Actually, massively parallel has a meaning. For example, the 131,072 CPU beast designed by IBM. This computer is designed to solve problems that have another term attached to them, and that is "embarassingly parallel" problems. Your average task is not embarassingly parallel, and thus, is difficult to scale to a massively parallel system. It would take a lot of effort, see?
But some problems can use massively parallel computers, designed to solve embarassingly parallel problems.
For sparse matrices, you can use algorithms that are vastly more efficient than the algorithms you otherwise would use for non-sparce matrices of the same size. This is called sparse linear algebra. If you can't use the algorithms for sparse linear algebra, it doesn't matter whether you call it "dense", "average", "standard", "normal", "regular", "common", or what the fuck else.
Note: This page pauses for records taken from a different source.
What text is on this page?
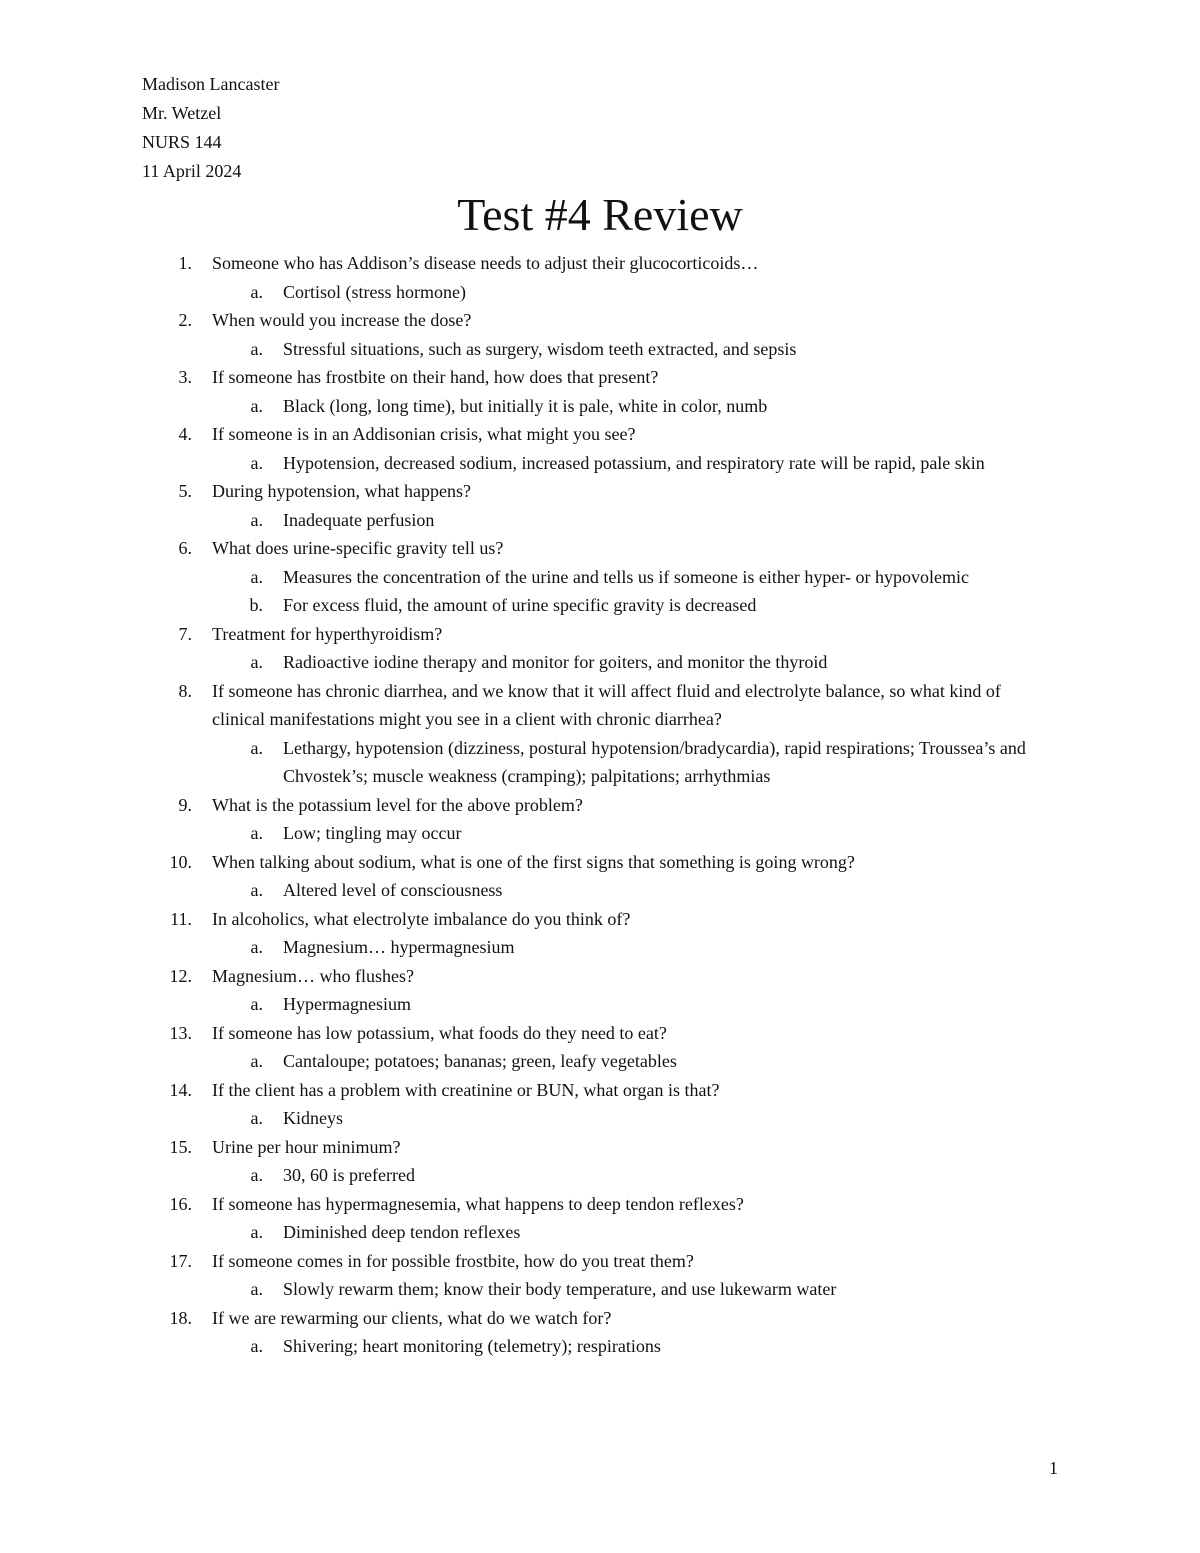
Madison Lancaster
Mr. Wetzel
NURS 144
11 April 2024
Test #4 Review
1. Someone who has Addison’s disease needs to adjust their glucocorticoids…
a. Cortisol (stress hormone)
2. When would you increase the dose?
a. Stressful situations, such as surgery, wisdom teeth extracted, and sepsis
3. If someone has frostbite on their hand, how does that present?
a. Black (long, long time), but initially it is pale, white in color, numb
4. If someone is in an Addisonian crisis, what might you see?
a. Hypotension, decreased sodium, increased potassium, and respiratory rate will be rapid, pale skin
5. During hypotension, what happens?
a. Inadequate perfusion
6. What does urine-specific gravity tell us?
a. Measures the concentration of the urine and tells us if someone is either hyper- or hypovolemic
b. For excess fluid, the amount of urine specific gravity is decreased
7. Treatment for hyperthyroidism?
a. Radioactive iodine therapy and monitor for goiters, and monitor the thyroid
8. If someone has chronic diarrhea, and we know that it will affect fluid and electrolyte balance, so what kind of clinical manifestations might you see in a client with chronic diarrhea?
a. Lethargy, hypotension (dizziness, postural hypotension/bradycardia), rapid respirations; Troussea’s and Chvostek’s; muscle weakness (cramping); palpitations; arrhythmias
9. What is the potassium level for the above problem?
a. Low; tingling may occur
10. When talking about sodium, what is one of the first signs that something is going wrong?
a. Altered level of consciousness
11. In alcoholics, what electrolyte imbalance do you think of?
a. Magnesium… hypermagnesium
12. Magnesium… who flushes?
a. Hypermagnesium
13. If someone has low potassium, what foods do they need to eat?
a. Cantaloupe; potatoes; bananas; green, leafy vegetables
14. If the client has a problem with creatinine or BUN, what organ is that?
a. Kidneys
15. Urine per hour minimum?
a. 30, 60 is preferred
16. If someone has hypermagnesemia, what happens to deep tendon reflexes?
a. Diminished deep tendon reflexes
17. If someone comes in for possible frostbite, how do you treat them?
a. Slowly rewarm them; know their body temperature, and use lukewarm water
18. If we are rewarming our clients, what do we watch for?
a. Shivering; heart monitoring (telemetry); respirations
1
Again, this refers to the algorithms used. There are different algorithms you use in each case. And sure enough, there are other types, such as grids structured in non-standard ways, that some mathematicians might have developed special algorithms for. However, these are the common types of computations run.
No. It's like listing the major uses of motorized vehicles, and among them putting "transport of goods", and "transport of people", and then have some dude on the Internet point out that this sounds funny.
100 cores is not massively parallel. The kind of scaling we're talking about is much higher. Think thousands of cores each with hundreds of threads.
This is the kind of scaling that weather centers are just starting to reach today. It's the kind of scaling that will require a radical rethinking of how consumer software is designed and what tools we need to make that design process easier.
In this world, software is king. You won't care who your chip vendor is. You'll care who provides your compiler, debugger, performance analysis tools and other such things.
Fascinating that a story purporting to be about supercomputers is actually a summary of Weightless Economy theory. The theory is that the wealthiest countries can't achieve more wealth by implementing things anymore. They can't increase their net worth by manufacturing or solving math problems. They have to turn instead to philosophical goals like people management, interpreting literature, creating works of art.
The supercomputer function is still the same. It still solves algebra, n-body methods, structured grids, and finite state machines. The user of the supercomputer is different. The user is now living on $1 a day in Mongolia.
For the wealthiest countries to stay wealthy, they have to focus on not the computing part but marketing the computing, creating the interface to the math, managing the business around the computing.